Cities don’t need perfection, but they do need consistency. A lightweight assurance checklist can include:

  • Documented purpose and expected benefit
  • Data quality checks and bias risks
  • Performance metrics (including false positives/negatives)
  • Security and access controls
  • Complaint and appeal pathway

3) Procurement that prevents lock-in and chaos

If every department buys separate AI tools, you’ll recreate siloes in a new form. Better procurement signals include:

  • Interoperability requirements (APIs, data export)
  • Shared identity and access management
  • Vendor transparency on training data and limitations
  • Support for monitoring and retraining

This is where “AI in smart cities” becomes real: not as a demo, but as a governed service capability.

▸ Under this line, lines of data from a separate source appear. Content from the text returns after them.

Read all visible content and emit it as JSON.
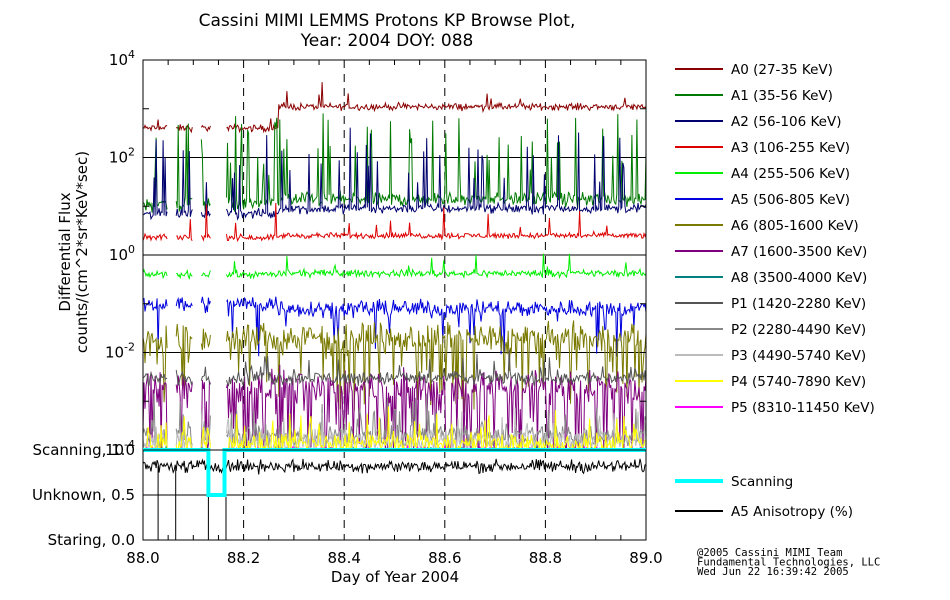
{
  "chart_data": {
    "type": "line",
    "title": "Cassini MIMI LEMMS Protons KP Browse Plot,",
    "subtitle": "Year: 2004 DOY: 088",
    "xlabel": "Day of Year 2004",
    "xlim": [
      88.0,
      89.0
    ],
    "x_ticks": [
      "88.0",
      "88.2",
      "88.4",
      "88.6",
      "88.8",
      "89.0"
    ],
    "upper_panel": {
      "ylabel_line1": "Differential Flux",
      "ylabel_line2": "counts/(cm^2*sr*KeV*sec)",
      "yscale": "log",
      "ylim": [
        0.0001,
        10000
      ],
      "y_ticks": [
        {
          "base": "10",
          "exp": "4",
          "value": 10000
        },
        {
          "base": "10",
          "exp": "2",
          "value": 100
        },
        {
          "base": "10",
          "exp": "0",
          "value": 1
        },
        {
          "base": "10",
          "exp": "-2",
          "value": 0.01
        },
        {
          "base": "10",
          "exp": "-4",
          "value": 0.0001
        }
      ],
      "data_gaps": [
        [
          88.05,
          88.065
        ],
        [
          88.1,
          88.115
        ],
        [
          88.135,
          88.165
        ]
      ],
      "series": [
        {
          "name": "A0 (27-35 KeV)",
          "color": "#8b0000",
          "level_before": 400,
          "level_after": 1100,
          "step_at": 88.27,
          "noise": 0.06,
          "spikes": 0.02,
          "spike_amp": 0.3
        },
        {
          "name": "A1 (35-56 KeV)",
          "color": "#007a00",
          "level_before": 11,
          "level_after": 14,
          "step_at": 88.27,
          "noise": 0.12,
          "spikes": 0.12,
          "spike_amp": 1.3
        },
        {
          "name": "A2 (56-106 KeV)",
          "color": "#00006e",
          "level_before": 7,
          "level_after": 9,
          "step_at": 88.27,
          "noise": 0.08,
          "spikes": 0.1,
          "spike_amp": 1.2
        },
        {
          "name": "A3 (106-255 KeV)",
          "color": "#dd0000",
          "level_before": 2.3,
          "level_after": 2.5,
          "step_at": 88.27,
          "noise": 0.05,
          "spikes": 0.03,
          "spike_amp": 0.5
        },
        {
          "name": "A4 (255-506 KeV)",
          "color": "#00ee00",
          "level_before": 0.4,
          "level_after": 0.42,
          "step_at": 88.27,
          "noise": 0.06,
          "spikes": 0.02,
          "spike_amp": 0.3
        },
        {
          "name": "A5 (506-805 KeV)",
          "color": "#0000dd",
          "level_before": 0.1,
          "level_after": 0.08,
          "step_at": 88.27,
          "noise": 0.15,
          "spikes": 0.05,
          "spike_amp": -0.7
        },
        {
          "name": "A6 (805-1600 KeV)",
          "color": "#7a7a00",
          "level_before": 0.02,
          "level_after": 0.02,
          "step_at": 88.27,
          "noise": 0.25,
          "spikes": 0.15,
          "spike_amp": -1.0
        },
        {
          "name": "A7 (1600-3500 KeV)",
          "color": "#800080",
          "level_before": 0.002,
          "level_after": 0.002,
          "step_at": 88.27,
          "noise": 0.3,
          "spikes": 0.25,
          "spike_amp": -1.2
        },
        {
          "name": "A8 (3500-4000 KeV)",
          "color": "#008080",
          "level_before": 0.0001,
          "level_after": 0.0001,
          "step_at": 88.27,
          "noise": 0.05,
          "spikes": 0.0,
          "spike_amp": 0
        },
        {
          "name": "P1 (1420-2280 KeV)",
          "color": "#555555",
          "level_before": 0.003,
          "level_after": 0.003,
          "step_at": 88.27,
          "noise": 0.12,
          "spikes": 0.05,
          "spike_amp": 0.4
        },
        {
          "name": "P2 (2280-4490 KeV)",
          "color": "#888888",
          "level_before": 0.0002,
          "level_after": 0.0002,
          "step_at": 88.27,
          "noise": 0.2,
          "spikes": 0.08,
          "spike_amp": 0.5
        },
        {
          "name": "P3 (4490-5740 KeV)",
          "color": "#bbbbbb",
          "level_before": 0.00015,
          "level_after": 0.00015,
          "step_at": 88.27,
          "noise": 0.2,
          "spikes": 0.08,
          "spike_amp": 0.4
        },
        {
          "name": "P4 (5740-7890 KeV)",
          "color": "#ffff00",
          "level_before": 0.00013,
          "level_after": 0.00013,
          "step_at": 88.27,
          "noise": 0.2,
          "spikes": 0.1,
          "spike_amp": 0.4
        },
        {
          "name": "P5 (8310-11450 KeV)",
          "color": "#ff00ff",
          "level_before": 0.0001,
          "level_after": 0.0001,
          "step_at": 88.27,
          "noise": 0.05,
          "spikes": 0.0,
          "spike_amp": 0
        }
      ]
    },
    "lower_panel": {
      "y_ticks": [
        {
          "label": "Scanning, 1.0",
          "value": 1.0
        },
        {
          "label": "Unknown, 0.5",
          "value": 0.5
        },
        {
          "label": "Staring, 0.0",
          "value": 0.0
        }
      ],
      "ylim": [
        0.0,
        1.0
      ],
      "scanning": {
        "name": "Scanning",
        "color": "#00ffff",
        "points": [
          [
            88.0,
            1.0
          ],
          [
            88.13,
            1.0
          ],
          [
            88.13,
            0.5
          ],
          [
            88.162,
            0.5
          ],
          [
            88.162,
            1.0
          ],
          [
            89.0,
            1.0
          ]
        ]
      },
      "anisotropy": {
        "name": "A5 Anisotropy (%)",
        "color": "#000000",
        "level": 0.82,
        "noise": 0.06,
        "drops_to_zero": [
          88.03,
          88.065,
          88.13,
          88.165
        ]
      }
    },
    "credits": [
      "@2005 Cassini MIMI Team",
      "Fundamental Technologies, LLC",
      "Wed Jun 22 16:39:42 2005"
    ]
  }
}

A 90-day plan: one joined-up AI pilot that proves the model

If you’re a city leader trying to show progress quickly, a 90-day plan can work—if it’s scoped tightly.

Here’s a template I’d use:

  1. Select one problem with clear pain: high complaint volume, high cost, or political urgency.
  2. Define a single outcome metric: e.g., “reduce response time from 10 days to 5.”
  3. Create a shared dataset: one “source of truth” for the pilot (even if it’s not perfect).
  4. Deploy a human-in-the-loop model: AI suggests, humans decide; measure both speed and quality.
  5. Publish an internal transparency note: what data is used, how accuracy is tracked, how residents can appeal.

The goal isn’t to “roll out AI.” The goal is to prove that joined-up governance works—and can be repeated.

Where this series is heading next

The broader theme of Mākslīgais intelekts publiskajā sektorā un viedajās pilsētās is simple: AI improves e-governance services, infrastructure management, traffic flow analysis, and data-driven decision-making—but only when cities treat AI as part of service delivery, not an add-on.

A joined-up smart city strategy is the foundation that makes AI useful instead of risky. If you’re redefining “smart” for 2026 budget cycles, my advice is blunt: invest in shared data products and workforce capability first, and you’ll get better AI outcomes faster.

What would change in your city if every department agreed on one shared outcome—then built the data and AI around it?